The law also extends its anti-protest punishments to social media, where users can face similar fines for doing nothing more than encouraging or organizing a protest. Failing to present ID when commanded is another fine. And then there’s this:

Showing a “lack of respect” to those in uniform or failing to assist security forces in the prevention of public disturbances could result in an individual fine of between €600 and €30,000.

Spain’s legislators thought of everything. To ensure these crackdowns on protests go off with a minimum of public backlash, “respected” police officers are being given a blank check to use as much force as they feel necessary when breaking up “unauthorized protests.” The law doesn’t directly instruct police to behave badly, but it does provide a very helpful increase in opacity.

A clause in the wide-ranging legislation that critics have dubbed the “gag law” provides for fines of up to 30,000 euros ($33,000) for “unauthorized use” of images of working police that could identify them, endanger their security or hinder them from doing their jobs.
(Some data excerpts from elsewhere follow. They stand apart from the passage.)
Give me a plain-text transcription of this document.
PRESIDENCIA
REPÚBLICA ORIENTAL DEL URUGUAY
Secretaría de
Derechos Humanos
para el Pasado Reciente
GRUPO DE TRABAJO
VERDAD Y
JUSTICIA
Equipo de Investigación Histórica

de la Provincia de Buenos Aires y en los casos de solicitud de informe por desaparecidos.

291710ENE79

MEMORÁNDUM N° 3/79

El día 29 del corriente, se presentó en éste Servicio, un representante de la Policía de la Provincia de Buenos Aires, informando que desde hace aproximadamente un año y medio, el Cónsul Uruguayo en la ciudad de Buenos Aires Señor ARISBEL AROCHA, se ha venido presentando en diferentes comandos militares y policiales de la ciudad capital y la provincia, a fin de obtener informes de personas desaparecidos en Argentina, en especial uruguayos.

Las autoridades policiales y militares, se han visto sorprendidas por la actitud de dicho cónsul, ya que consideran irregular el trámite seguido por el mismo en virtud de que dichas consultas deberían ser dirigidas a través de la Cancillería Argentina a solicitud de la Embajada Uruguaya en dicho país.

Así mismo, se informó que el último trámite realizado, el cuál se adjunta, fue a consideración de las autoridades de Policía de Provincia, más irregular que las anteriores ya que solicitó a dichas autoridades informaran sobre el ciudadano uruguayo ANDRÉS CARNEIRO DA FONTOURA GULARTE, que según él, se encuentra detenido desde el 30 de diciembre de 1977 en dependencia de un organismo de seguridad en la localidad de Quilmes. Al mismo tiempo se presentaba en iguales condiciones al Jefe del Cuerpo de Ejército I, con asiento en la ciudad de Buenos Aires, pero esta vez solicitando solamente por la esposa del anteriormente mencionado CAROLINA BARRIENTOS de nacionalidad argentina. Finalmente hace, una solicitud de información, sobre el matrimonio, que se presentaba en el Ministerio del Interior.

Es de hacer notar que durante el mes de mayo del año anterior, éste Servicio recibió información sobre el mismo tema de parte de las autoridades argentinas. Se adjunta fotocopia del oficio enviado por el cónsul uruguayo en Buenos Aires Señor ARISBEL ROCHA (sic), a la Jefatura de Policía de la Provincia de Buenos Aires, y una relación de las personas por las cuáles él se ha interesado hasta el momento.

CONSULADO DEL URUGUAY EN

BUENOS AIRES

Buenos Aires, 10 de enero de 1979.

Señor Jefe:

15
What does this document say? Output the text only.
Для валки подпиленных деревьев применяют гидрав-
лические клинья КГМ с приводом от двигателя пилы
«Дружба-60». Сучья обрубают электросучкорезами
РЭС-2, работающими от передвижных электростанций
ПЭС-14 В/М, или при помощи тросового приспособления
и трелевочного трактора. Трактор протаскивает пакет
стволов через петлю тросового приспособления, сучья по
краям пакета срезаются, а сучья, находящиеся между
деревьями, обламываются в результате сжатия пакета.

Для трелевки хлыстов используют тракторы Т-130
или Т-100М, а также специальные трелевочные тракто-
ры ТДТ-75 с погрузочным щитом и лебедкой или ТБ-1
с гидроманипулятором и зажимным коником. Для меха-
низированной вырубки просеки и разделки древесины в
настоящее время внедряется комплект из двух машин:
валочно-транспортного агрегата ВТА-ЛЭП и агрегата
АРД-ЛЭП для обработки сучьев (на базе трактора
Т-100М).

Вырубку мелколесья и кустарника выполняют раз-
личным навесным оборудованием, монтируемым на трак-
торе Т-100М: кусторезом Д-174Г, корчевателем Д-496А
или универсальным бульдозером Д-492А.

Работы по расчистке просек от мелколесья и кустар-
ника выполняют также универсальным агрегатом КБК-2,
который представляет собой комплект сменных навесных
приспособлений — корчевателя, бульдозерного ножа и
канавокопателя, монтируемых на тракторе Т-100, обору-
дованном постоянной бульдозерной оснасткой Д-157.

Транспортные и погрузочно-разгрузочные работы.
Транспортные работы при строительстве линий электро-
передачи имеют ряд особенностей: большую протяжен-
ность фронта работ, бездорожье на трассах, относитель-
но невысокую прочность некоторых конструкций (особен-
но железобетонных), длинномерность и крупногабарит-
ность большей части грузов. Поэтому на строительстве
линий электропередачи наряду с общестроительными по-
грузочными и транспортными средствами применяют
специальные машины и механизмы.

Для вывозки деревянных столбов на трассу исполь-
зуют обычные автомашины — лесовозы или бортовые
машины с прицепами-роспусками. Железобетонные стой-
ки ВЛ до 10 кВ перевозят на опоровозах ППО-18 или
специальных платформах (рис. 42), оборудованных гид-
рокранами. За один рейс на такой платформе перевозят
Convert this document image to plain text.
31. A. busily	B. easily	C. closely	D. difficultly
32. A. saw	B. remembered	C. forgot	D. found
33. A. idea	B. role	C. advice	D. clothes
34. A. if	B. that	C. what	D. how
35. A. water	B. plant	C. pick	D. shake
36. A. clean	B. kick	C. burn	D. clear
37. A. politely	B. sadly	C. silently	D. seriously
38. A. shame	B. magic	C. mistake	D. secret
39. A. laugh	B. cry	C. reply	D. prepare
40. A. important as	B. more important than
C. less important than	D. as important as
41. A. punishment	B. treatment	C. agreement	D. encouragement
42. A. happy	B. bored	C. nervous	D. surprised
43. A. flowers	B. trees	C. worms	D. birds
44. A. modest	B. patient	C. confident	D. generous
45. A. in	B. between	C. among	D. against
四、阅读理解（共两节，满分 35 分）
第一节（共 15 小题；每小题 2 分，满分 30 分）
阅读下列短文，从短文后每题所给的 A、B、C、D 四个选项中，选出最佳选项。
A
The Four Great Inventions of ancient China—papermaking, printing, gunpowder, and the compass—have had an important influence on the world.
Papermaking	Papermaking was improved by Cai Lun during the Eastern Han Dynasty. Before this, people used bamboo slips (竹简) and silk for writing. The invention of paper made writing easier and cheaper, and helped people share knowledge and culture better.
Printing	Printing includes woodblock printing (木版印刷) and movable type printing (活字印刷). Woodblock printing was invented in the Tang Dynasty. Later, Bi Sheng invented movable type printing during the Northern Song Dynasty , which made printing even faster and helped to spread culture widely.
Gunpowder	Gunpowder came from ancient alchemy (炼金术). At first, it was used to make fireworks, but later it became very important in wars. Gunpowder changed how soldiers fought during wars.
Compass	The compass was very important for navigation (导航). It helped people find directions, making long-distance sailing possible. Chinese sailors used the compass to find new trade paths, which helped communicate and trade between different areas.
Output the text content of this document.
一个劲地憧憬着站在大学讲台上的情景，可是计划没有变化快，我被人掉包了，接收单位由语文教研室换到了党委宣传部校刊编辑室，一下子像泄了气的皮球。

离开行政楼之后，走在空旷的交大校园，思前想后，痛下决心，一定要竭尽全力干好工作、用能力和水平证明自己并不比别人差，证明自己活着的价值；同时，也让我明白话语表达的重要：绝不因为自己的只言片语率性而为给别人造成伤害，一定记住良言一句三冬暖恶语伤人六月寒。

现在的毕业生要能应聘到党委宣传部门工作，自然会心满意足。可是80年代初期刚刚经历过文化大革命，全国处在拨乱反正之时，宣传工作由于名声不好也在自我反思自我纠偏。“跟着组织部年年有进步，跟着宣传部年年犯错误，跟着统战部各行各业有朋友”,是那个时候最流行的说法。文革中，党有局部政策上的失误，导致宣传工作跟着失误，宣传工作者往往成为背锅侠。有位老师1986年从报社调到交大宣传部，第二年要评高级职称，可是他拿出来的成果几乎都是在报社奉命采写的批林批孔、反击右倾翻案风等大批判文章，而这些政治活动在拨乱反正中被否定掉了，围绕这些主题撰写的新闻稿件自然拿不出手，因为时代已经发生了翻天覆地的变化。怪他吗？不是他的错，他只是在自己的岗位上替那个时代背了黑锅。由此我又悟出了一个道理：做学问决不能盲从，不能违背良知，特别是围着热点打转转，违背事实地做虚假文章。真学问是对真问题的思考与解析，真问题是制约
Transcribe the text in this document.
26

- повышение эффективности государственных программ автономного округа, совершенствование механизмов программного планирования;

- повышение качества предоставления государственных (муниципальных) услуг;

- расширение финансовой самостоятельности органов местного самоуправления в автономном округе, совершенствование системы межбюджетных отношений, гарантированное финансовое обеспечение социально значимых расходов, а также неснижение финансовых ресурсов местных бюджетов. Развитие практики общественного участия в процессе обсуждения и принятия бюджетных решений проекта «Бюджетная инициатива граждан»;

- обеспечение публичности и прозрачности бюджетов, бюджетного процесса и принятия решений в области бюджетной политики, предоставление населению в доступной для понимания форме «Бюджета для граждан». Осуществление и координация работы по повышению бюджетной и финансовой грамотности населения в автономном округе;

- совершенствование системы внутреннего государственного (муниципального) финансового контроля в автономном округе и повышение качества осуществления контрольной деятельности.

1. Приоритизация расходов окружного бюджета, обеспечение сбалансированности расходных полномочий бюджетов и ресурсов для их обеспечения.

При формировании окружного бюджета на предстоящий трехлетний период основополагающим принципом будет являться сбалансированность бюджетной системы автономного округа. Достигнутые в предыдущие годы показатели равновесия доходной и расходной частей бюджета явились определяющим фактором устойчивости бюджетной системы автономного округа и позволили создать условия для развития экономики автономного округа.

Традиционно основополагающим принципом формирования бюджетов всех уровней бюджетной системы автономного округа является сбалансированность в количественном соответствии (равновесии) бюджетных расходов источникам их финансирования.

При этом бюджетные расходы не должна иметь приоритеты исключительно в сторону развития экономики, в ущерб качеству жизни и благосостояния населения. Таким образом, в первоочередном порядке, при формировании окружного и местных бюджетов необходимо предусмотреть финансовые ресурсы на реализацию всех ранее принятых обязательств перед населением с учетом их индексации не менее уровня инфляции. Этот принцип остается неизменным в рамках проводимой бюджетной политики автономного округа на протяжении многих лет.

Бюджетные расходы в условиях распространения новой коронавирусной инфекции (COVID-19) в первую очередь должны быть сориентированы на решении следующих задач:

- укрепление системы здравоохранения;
Somehow, the Spanish government has managed to find an expectation of privacy within its public spaces and applied it to its public servants. While the law does make some provision for the public’s “right to know,” it also defers to law enforcement’s judgment when it comes to what is or isn’t “authorized use” of photographs/video depicting police performing their public duties.

Obviously, this small nod towards the public’s rights is completely insincere. The government wants to clamp down on protests and it obviously can’t be embarrassed by award-winning photographs/video of its police officers beating civilians wholly uninvolved with the protests that so angried up the cops’ blood.

Those defending the law (sort of) think the built-in “protections” will at least protect some favored members of the media.

Victora Lerena, president of Spain’s association representing visual journalists, thinks the language about freedom of information will protect journalists, but predicts anyone who tries to take images of police at protests without media organization credentials could be at risk.

This is likely true, considering the “credentialed” press already blurs officers’ faces when reporting. But the most damning images of police misconduct usually come from unofficial sources, and even the most aggressive of mainstream news outlets frequently defer to the government’s judgment when reporting on alleged police abuse.

Spain has outlawed dissent and given the police extra protections and respect they haven’t earned. That’s as close to a police state as you can get without actually declaring martial law.